If $gcd(m,n)=d<m$, then $gcd(m/d, n/d)=1$. By CRT there exists unique $x<mn/d^2$ with $x\equiv a\pmod{m/d}, x\equiv b\pmod{n/d}$. So the solution modulo $mn$ would be $x+sn/d$ for some $s$. So we should have $x+sn/d\equiv b\pmod n$, subtracting $b$,
$x-b+sn/d\equiv 0 \pmod n$. Divide by $n/d$:
$t+s\equiv 0 \pmod d$ where $x-b=t(n/d)$.

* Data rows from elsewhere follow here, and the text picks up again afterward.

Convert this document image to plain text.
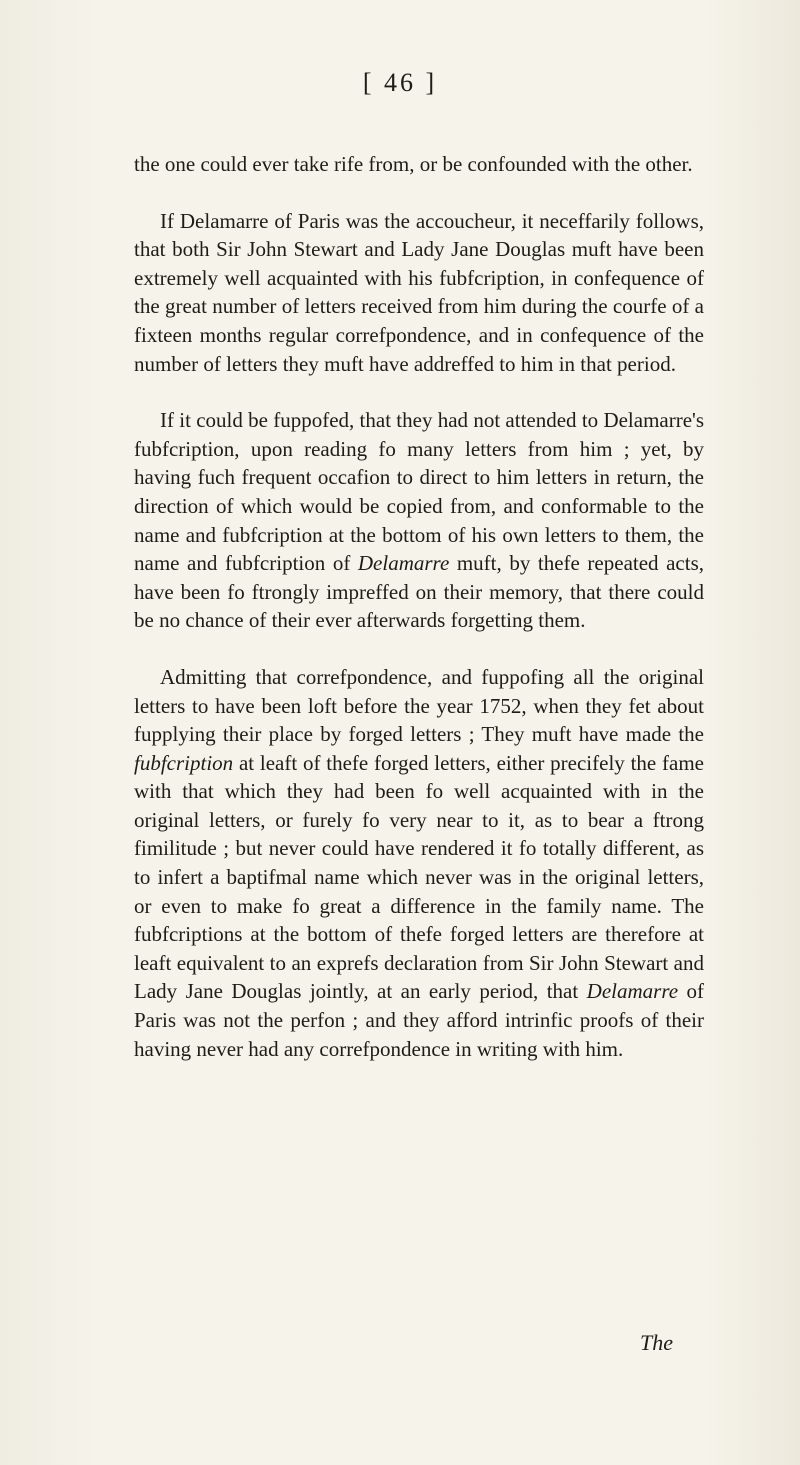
[ 46 ]

the one could ever take rife from, or be confounded with the other.

If Delamarre of Paris was the accoucheur, it neceffarily follows, that both Sir John Stewart and Lady Jane Douglas muft have been extremely well acquainted with his fubfcription, in confequence of the great number of letters received from him during the courfe of a fixteen months regular correfpondence, and in confequence of the number of letters they muft have addreffed to him in that period.

If it could be fuppofed, that they had not attended to Delamarre's fubfcription, upon reading fo many letters from him ; yet, by having fuch frequent occafion to direct to him letters in return, the direction of which would be copied from, and conformable to the name and fubfcription at the bottom of his own letters to them, the name and fubfcription of Delamarre muft, by thefe repeated acts, have been fo ftrongly impreffed on their memory, that there could be no chance of their ever afterwards forgetting them.

Admitting that correfpondence, and fuppofing all the original letters to have been loft before the year 1752, when they fet about fupplying their place by forged letters ; They muft have made the fubfcription at leaft of thefe forged letters, either precifely the fame with that which they had been fo well acquainted with in the original letters, or furely fo very near to it, as to bear a ftrong fimilitude ; but never could have rendered it fo totally different, as to infert a baptifmal name which never was in the original letters, or even to make fo great a difference in the family name. The fubfcriptions at the bottom of thefe forged letters are therefore at leaft equivalent to an exprefs declaration from Sir John Stewart and Lady Jane Douglas jointly, at an early period, that Delamarre of Paris was not the perfon ; and they afford intrinfic proofs of their having never had any correfpondence in writing with him.

The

Also $x+sn/d\equiv a\pmod m$, so $x-a+sn/d\equiv 0 \pmod m$.
Both $x-a$ and $m$ are divisible by $m/d$, so $sn/d$ is divisible by $m/d$, and since $gcd(m/d, n/d)=1$, $s=km/d$ for some $k$.
Hence $x-a+kmn/d^2\equiv 0\pmod m$. Thus $tn/d+b-a+kmn/d^2\equiv 0 \pmod m$. Reduce everything modulo $d$, use that $t\equiv -s=-km/d\pmod d$ and $m\equiv 0\pmod d$ we have $b-a\equiv 0\pmod d$ as required.